Dias depois, o cardeal Pacca instruiu Costa sobre as resoluções da Congregação, contradizendo a resolução de manter silêncio e aguardar serem interpelados antes de fornecer uma resposta. Ele comunicou que Leão XII, como líder da cristandade, não deveria “condescender nem se ingerir em opiniões, ou matérias políticas, era obrigado a ouvir e ouvisse o quanto antes a Missão do Imperante do Brasil de que Monsenhor Vidigal viera encarregado de expor a Santa Sé”. Por isso, era necessário aguardar o desfecho da missão Stuart, mas, caso as tratativas se prolongassem, o pontífice iria atender às súplicas “quer se [verificasse] o reconhecimento, quer não”. Pacca asseverou que a demora nas decisões visava evitar ofensas que Portugal poderia tomar contra a Santa Sé e, sobretudo, considerava a estima que o papa tinha por D. João VI. Ele também afirmou que o imperador da Áustria, Francisco I, por meio de seu representante em Roma, havia expressado seu apoio em favor de D. Pedro I.47
No final de 1824 e princípio de 1825, com a mediação inglesa, as negociações entre Portugal e Brasil avançaram.48 Em 13 de janeiro, Canning nomeou Charles Stuart para uma missão diplomática especial em Lisboa e no Rio de Janeiro.
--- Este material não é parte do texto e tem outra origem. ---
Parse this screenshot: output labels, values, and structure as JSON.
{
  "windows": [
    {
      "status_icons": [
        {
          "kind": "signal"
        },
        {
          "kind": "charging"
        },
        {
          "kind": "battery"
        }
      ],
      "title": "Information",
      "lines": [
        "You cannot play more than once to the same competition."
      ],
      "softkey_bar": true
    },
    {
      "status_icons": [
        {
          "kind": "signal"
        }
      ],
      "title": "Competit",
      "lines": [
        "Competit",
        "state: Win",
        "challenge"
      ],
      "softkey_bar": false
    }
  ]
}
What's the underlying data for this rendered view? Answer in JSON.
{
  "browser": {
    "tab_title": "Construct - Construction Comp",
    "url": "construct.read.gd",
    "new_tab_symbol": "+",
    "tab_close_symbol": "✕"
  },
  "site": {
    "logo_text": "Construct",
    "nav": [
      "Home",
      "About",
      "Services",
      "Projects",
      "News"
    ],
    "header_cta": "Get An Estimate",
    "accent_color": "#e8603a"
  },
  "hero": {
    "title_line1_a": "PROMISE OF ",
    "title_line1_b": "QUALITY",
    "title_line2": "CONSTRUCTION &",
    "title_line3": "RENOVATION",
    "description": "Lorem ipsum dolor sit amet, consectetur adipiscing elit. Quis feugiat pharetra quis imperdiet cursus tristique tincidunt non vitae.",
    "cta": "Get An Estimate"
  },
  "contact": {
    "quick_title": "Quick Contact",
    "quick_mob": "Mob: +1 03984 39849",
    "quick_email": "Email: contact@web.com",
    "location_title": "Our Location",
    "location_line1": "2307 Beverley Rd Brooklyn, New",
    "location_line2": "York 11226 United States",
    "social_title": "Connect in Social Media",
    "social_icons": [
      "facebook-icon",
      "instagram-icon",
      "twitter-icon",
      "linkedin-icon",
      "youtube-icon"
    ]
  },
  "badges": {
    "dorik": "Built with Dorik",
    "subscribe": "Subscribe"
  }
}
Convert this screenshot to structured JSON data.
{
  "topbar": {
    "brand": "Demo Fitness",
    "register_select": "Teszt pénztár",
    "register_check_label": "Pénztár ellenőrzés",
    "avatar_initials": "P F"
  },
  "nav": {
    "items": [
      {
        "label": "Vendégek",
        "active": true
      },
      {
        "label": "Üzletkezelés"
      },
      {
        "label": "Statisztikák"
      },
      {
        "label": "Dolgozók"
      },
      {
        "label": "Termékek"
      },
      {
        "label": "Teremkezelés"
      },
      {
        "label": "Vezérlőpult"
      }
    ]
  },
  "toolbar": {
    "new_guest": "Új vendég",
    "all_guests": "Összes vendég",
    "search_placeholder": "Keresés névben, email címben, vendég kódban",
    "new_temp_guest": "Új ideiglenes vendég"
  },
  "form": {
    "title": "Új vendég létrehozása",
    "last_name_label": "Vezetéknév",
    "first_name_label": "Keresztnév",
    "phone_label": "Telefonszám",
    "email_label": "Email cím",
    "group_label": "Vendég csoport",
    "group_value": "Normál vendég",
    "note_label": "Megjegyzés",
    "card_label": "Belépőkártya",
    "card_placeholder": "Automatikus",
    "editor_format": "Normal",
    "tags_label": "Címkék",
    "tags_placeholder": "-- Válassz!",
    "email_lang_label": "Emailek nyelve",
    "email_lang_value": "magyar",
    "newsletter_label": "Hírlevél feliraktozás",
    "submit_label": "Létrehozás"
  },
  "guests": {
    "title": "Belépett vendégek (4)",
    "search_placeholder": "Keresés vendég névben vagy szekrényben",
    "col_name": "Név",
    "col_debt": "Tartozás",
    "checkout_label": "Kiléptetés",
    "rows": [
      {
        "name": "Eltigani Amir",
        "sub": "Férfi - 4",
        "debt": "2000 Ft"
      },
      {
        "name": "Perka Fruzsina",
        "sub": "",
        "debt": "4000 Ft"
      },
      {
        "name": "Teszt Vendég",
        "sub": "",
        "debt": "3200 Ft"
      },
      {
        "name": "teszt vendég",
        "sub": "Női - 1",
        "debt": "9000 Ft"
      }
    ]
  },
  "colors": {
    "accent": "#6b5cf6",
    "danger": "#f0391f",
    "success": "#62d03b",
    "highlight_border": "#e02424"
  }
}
Para Somaglia, um dos desafios era obter rapidamente dados atualizados e confiáveis sobre os colóquios negociais entre Portugal e Brasil, intermediados pela Inglaterra e Áustria, a fim de orientar a política externa e diplomática da Santa Sé. Ele argumentava que a falta de informações o impedia de desempenhar ativamente seu papel como Secretário de Estado. Estar bem-informado possibilitava vantagens nas negociações, podendo-se, por exemplo, contestar os argumentos de Vidigal e Costa, refutar as notícias falsas ou desconhecidas e formular propostas. Somaglia, com isso, orientou Franzoni a buscar informações com fontes confiáveis, como o corpo diplomático de Portugal, ministros e com D. João VI. Mais tarde, ele voltou a exortar Franzoni a investigar os nomes dos negociadores, suas intenções e objetivos, além de termos do acordo, obstáculos e avanços.49 Franzoni, por sua vez, alegava que tudo era obscuro, não sendo possível averiguar o que era, de fato, “verdade”, supondo que as negociações entabulariam um tratado de comércio ou promoveriam a reconciliação.50 Neste sentido, ele afirmou que “as coisas eram tratadas com tanto sigilo que nada transparece para o público”; acreditava, no entanto, que Portugal não tardaria a reconhecer a Independência do Brasil.51
Posteriormente, informações detalhadas das propostas e contrapropostas discutidas nas tratativas foram repassadas a Somaglia por Macchi, núncio da França, e Giacomo Giustiniani, núncio da Espanha, além de Franzoni. Somaglia considerou pertinentes essas informações por oferecerem “certas particularidades” que desconhecia e que não foram percebidas anteriormente. Ao analisar os conteúdos, ele ponderou que não podia antecipar os resultados da missão diplomática de Stuart, mas o êxito dependia da influência que a Inglaterra, como potência mediadora, poderia exercer sobre Portugal, ao considerar que as condições impostas ao Brasil poderiam ser recusadas.52
O Tratado de Paz, Aliança e Amizade entre Brasil e Portugal foi firmado no Rio de Janeiro em 29 de agosto de 1825 e ratificado por D. João VI em 15 de novembro. A notícia chegou em Lisboa na data de 9 de novembro de 1825 por meio de jornais londrinos. No dia 15 de novembro, o jornal Gazeta de Lisboa publicou a Carta de Lei de D. João VI, a qual ratificava o Tratado, porém, sem detalhar seus termos.53 Somaglia, contudo, desejava conhecer as particularidades do Tratado, os arranjos políticos que foram realizados e a recepção do Tratado na Europa. A sucessão do trono de Portugal era outro tema de interesse estratégico.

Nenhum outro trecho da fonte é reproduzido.